KLH Perkenalkan Konsep Baru Adipura, Bakal Ada Predikat Kota Kotor
Kementerian Lingkungan Hidup (KLH) memperkenalkan konsep baru Penghargaan Adipura dengan memasukkan penilaian berdasarkan pengelolaan tempat pemrosesan akhir (TPA). Berdasarkan indikator ini, bakal ada predikat Kota Kotor sebagai peringatan bagi daerah dengan kinerja terendah.
"Sekitar 10,8 juta ton atau hampir 20% dari total sampah nasional merupakan plastik. Namun, tingkat daur ulang nasional baru mencapai 22%, jauh dari harapan," kata Menteri Lingkungan Hidup Hanif Faisol Nurofiq seperti dikutip Antara, Senin (23/6).
Hanif menyebut Jawa sebagai wilayah dengan tingkat daur ulang tertinggi yakni 31%, diikuti Bali-Nusa Tenggara 22,5%, dan Sumatera 12%. Sementara itu, daur ulang plastik di Indonesia Timur masih menghadapi tantangan besar.
Berbicara dalam Rapat Koordinasi Nasional (Rakornas) Pengelolaan Sampah 2025, pada Minggu (22/6), Hanif mengatakan momen itu menjadi kesempatan bagi KLH untuk memperkenalkan Konsep Baru Adipura. Penghargaan tersebut kini tidak hanya menilai estetika dan kebersihan kota.
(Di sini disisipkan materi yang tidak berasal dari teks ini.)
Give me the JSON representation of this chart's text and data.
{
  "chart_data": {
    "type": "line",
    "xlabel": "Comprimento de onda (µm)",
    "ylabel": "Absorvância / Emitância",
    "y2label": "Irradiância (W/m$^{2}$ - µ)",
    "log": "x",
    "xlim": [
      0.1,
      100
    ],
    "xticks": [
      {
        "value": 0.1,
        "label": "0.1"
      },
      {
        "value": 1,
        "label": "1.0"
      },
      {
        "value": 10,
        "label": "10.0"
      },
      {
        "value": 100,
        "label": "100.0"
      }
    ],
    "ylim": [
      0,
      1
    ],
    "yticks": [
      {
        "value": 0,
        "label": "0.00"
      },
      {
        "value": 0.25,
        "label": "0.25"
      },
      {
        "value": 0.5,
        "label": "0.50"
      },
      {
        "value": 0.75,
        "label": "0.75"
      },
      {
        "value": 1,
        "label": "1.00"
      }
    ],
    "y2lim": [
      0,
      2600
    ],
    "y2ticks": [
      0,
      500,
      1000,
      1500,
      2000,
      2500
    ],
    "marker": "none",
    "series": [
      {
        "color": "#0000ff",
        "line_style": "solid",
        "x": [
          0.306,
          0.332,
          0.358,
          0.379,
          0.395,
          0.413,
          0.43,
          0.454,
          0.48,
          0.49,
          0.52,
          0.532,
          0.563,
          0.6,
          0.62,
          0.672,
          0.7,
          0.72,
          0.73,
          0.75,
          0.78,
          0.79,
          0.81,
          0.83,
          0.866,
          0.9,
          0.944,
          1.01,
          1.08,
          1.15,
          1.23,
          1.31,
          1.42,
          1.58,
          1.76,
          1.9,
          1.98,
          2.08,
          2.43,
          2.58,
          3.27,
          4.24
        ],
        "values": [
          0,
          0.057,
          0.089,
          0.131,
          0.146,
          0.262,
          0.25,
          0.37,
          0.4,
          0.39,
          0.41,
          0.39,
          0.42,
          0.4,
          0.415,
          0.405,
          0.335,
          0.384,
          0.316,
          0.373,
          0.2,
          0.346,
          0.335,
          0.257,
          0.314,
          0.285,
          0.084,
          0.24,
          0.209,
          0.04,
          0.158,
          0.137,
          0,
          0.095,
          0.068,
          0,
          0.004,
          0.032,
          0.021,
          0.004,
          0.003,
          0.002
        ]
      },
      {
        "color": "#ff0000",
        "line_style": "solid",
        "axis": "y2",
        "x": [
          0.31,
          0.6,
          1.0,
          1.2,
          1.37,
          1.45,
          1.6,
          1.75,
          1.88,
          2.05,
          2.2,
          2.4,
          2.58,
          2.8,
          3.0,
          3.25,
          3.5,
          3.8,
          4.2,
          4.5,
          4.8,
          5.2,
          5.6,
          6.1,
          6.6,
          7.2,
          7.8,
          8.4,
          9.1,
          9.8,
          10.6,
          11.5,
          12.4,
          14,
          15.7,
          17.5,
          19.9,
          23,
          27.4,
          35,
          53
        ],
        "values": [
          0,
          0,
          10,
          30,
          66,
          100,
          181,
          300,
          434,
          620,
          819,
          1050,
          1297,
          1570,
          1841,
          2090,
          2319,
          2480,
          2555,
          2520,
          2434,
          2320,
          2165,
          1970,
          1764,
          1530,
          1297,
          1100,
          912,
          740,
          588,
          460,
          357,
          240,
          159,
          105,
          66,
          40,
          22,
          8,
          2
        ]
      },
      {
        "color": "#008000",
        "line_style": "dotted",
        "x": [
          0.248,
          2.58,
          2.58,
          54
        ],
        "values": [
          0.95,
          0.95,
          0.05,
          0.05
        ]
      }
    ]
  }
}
KLH kini juga mengukur kapasitas kelembagaan, sistem pemilahan dari sumber, dan kepatuhan terhadap pelarangan TPA open dumping (pembuangan terbuka). Kota-kota yang masih menerapkan pembuangan terbuka secara otomatis tidak lagi memenuhi syarat Adipura.
Hasil penilaian diklasifikasikan dalam empat predikat, yakni Adipura Kencana untuk kinerja terbaik, Adipura untuk capaian tinggi, Sertifikat Adipura bagi pemenuhan kriteria dasar, serta predikat Kota Kotor sebagai peringatan bagi daerah dengan kinerja terendah.
Melalui pendekatan baru ini, Adipura harus menjadi motor penggerak kota-kota Indonesia menuju lingkungan yang bersih, sehat, dan adaptif terhadap tantangan masa depan.
Revitalisasi Program Adipura Jadi Transformasi Pengelolaan Lingkungan
Hanif mengatakan revitalisasi Program Adipura merupakan transformasi strategis dalam pengelolaan lingkungan perkotaan yang kini lebih berbasis data. Hal ini wajib diikuti seluruh kabupaten maupun kota, dan menggunakan pemantauan teknologi seperti citra satelit dan survei udara.
Adipura diharapkan tidak lagi sekadar simbol kota bersih. Adipura juga bakal menjadi alat kebijakan untuk mendorong tata kelola persampahan yang sistematis, integratif, dan mendukung target nasional menuju kota beremisi rendah dan berkelanjutan.
Revitalisasi penilaian Adipura menitikberatkan pada tiga aspek utama. Pertama, sistem pengelolaan sampah dan kebersihan dengan nilai 50%. Kedua, anggaran dan kebijakan daerah dengan nilai 20%. Ketiga, kesiapan sumber daya manusia (SDM) dan fasilitas dengan nilai 30%. Evaluasi mencakup operasional TPA, tingkat layanan pengangkutan, dan rasio pengelolaan terhadap kapasitas daerah.
Selain itu, Hanif menjelaskan, KLH juga sedang menyusun revisi Peraturan Presiden Nomor 35 Tahun 2018 guna mempercepat pembangunan instalasi pengolah sampah menjadi energi (PSEL). Revisi itu akan memperkuat dukungan pusat berupa dana Anggaran Pendapatan dan Belanja Negara (APBN), percepatan perizinan, dan jaminan pembelian listrik hasil pengolahan sampah.
"Tahun 2029 harus menjadi tonggak tercapainya target pengelolaan sampah 100%. Tidak ada lagi waktu untuk menunda. Ini bukan hanya tugas KLH, tetapi seluruh elemen bangsa," kata Hanif.